Before editing theme or plugin files, download a copy or use version control if available. A small typo in PHP can break the site.
Use database replacement only for widespread old site URLs
A database replacement makes sense when the site was moved from http://example.com to https://example.com and old internal URLs remain across many posts, pages, options, or metadata records.
Back up the database first from your hosting panel or backup plugin. Then use a trusted search-and-replace tool that supports serialized WordPress data. Many hosts provide this in their control panel, and some WordPress migration plugins include a safe replacement feature.
Search only for the old full site URL, such as:
http://example.com
Replace it with the matching HTTPS URL:
https://example.com
Do not replace every http:// string with https://. That can damage external links, webhook URLs, old embeds, tracking URLs, or plugin settings that should not be changed.
Review the results carefully before applying the change. Stop if the tool shows unexpected domains, unrelated tables, or replacement counts that do not match the size of the site.
Optional WP-CLI check for SSH users
If you have SSH access and are comfortable with WP-CLI, you can run a dry run before making a database replacement:
wp search-replace 'http://example.com' 'https://example.com' --all-tables --dry-run
Review the tables and replacement counts. If they match the HTTPS migration you intend to make, run the same command without --dry-run:
wp search-replace 'http://example.com' 'https://example.com' --all-tables
WP-CLI’s official search-replace documentation explains dry runs, table selection, and other options. Use this method only after a current database backup.

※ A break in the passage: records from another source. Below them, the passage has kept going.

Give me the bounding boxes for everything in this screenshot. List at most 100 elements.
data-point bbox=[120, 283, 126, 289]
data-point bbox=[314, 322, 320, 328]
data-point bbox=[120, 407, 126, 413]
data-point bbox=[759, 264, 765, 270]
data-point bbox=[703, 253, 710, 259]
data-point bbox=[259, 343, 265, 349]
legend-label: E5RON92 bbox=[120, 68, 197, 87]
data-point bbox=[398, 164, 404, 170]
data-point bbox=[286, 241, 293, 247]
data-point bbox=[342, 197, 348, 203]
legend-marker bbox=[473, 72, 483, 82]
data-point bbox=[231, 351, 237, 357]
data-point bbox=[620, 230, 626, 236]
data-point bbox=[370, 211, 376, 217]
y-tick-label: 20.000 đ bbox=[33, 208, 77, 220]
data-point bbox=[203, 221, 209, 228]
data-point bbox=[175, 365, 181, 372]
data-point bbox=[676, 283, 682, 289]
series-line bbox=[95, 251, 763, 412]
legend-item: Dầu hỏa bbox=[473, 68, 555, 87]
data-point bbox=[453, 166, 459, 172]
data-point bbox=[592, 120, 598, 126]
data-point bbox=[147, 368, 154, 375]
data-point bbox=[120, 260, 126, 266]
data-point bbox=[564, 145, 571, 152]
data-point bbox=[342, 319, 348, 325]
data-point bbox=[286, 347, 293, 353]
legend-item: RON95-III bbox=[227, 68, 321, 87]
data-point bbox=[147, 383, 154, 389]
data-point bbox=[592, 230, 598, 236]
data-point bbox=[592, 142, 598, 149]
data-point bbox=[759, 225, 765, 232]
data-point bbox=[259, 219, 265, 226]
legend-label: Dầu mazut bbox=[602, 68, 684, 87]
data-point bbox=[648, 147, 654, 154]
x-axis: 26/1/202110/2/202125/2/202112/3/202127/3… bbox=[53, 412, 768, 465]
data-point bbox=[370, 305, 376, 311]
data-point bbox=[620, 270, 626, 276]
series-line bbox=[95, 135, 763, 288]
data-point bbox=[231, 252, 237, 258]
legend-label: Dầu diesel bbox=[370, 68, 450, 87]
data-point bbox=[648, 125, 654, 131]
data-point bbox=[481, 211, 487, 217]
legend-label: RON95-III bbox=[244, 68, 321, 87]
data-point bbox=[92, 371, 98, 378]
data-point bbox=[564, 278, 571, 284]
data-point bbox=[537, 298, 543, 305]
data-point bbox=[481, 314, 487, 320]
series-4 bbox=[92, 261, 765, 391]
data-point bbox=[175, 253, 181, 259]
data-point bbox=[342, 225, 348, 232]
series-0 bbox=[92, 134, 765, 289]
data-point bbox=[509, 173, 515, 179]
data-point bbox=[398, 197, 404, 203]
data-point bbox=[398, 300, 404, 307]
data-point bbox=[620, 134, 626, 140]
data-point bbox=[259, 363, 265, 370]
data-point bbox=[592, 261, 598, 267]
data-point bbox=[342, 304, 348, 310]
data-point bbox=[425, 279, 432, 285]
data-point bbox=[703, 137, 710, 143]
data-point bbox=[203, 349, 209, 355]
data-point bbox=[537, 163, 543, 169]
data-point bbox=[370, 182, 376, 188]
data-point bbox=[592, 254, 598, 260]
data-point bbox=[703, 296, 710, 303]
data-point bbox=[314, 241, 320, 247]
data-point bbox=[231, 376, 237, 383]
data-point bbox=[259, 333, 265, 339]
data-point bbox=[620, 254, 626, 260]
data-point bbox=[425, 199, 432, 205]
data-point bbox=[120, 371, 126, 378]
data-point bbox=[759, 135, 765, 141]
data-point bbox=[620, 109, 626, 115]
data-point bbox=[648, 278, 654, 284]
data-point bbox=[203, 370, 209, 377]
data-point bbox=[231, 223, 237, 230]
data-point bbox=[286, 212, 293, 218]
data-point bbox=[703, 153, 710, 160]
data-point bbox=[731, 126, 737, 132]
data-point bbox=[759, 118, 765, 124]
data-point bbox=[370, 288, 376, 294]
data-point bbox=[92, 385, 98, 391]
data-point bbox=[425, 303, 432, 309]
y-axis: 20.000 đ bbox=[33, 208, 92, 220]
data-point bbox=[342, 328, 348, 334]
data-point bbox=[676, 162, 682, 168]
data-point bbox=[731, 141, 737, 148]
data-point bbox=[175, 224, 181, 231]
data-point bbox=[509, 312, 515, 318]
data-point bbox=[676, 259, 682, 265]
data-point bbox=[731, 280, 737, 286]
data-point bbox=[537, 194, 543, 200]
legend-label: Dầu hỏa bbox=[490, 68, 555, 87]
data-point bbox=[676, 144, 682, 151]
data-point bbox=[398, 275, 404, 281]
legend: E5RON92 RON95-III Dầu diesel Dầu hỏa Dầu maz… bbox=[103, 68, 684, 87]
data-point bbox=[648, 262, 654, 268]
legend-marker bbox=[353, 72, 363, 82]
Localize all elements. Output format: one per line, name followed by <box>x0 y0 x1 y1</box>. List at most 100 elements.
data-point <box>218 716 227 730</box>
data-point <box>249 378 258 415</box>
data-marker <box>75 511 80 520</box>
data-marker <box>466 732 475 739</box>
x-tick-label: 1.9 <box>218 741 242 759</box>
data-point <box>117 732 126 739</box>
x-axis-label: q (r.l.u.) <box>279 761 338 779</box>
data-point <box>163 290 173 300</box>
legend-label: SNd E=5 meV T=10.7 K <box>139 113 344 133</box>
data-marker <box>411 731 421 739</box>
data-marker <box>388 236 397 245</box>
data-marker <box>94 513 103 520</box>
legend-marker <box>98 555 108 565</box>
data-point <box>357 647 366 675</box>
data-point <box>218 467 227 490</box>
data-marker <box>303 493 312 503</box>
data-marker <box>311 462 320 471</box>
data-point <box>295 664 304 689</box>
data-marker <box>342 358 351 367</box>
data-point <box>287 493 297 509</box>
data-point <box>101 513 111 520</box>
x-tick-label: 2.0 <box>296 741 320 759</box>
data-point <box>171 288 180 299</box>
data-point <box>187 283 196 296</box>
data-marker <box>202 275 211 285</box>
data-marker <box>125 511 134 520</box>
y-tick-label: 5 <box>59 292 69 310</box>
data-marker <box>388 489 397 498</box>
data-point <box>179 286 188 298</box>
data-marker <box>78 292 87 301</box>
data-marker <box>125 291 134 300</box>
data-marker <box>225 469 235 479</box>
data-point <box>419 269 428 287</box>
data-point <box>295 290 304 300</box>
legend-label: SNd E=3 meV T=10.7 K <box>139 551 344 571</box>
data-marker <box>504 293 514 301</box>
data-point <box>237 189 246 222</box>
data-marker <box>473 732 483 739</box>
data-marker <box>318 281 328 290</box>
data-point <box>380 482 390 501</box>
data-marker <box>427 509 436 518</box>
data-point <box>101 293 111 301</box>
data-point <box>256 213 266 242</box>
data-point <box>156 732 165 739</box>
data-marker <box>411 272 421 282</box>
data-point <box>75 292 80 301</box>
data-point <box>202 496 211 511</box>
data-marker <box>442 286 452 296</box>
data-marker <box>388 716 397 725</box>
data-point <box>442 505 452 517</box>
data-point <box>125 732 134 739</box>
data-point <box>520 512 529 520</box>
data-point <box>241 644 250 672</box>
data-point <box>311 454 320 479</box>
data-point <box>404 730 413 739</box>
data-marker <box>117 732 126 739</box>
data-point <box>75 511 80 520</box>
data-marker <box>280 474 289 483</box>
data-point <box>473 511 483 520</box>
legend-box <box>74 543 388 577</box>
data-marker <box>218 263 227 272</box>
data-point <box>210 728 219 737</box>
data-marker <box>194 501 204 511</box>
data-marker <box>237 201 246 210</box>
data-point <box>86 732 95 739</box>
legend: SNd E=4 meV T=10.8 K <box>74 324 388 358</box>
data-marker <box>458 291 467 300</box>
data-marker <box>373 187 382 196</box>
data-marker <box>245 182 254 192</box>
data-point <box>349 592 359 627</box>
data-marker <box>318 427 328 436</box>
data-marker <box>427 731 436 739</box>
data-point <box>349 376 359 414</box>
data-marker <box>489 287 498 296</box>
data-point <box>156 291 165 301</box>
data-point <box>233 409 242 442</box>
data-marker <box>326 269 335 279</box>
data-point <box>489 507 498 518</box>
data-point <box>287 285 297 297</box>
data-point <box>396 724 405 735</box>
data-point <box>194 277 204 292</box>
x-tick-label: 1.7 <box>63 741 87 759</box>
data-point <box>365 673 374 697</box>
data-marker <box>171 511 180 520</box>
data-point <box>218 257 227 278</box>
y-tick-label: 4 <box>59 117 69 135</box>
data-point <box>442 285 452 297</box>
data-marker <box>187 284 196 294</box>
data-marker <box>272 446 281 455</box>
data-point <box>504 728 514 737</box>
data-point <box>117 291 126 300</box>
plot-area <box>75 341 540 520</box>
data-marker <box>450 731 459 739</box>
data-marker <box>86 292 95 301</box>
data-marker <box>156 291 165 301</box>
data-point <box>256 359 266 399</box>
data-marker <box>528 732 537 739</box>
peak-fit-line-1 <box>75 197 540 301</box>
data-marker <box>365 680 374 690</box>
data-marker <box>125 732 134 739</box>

Clear caches and test again
After fixing the source, clear every cache layer that could still serve the old page or asset URL:
- WordPress cache plugin
- Page builder cache
- Object cache
- Hosting cache
- CDN cache
- Browser cache
Open the affected page in a private window and check the browser console again. The warning is fixed when the page no longer requests assets from http://.
When to ask for help
Contact your host or developer if the insecure URL is injected by a reverse proxy, load balancer, managed CDN, security plugin, or server rule you cannot edit.
Also pause before changing the database if the search results include unexpected tables, unusually high replacement counts, or URLs outside the domain you meant to migrate.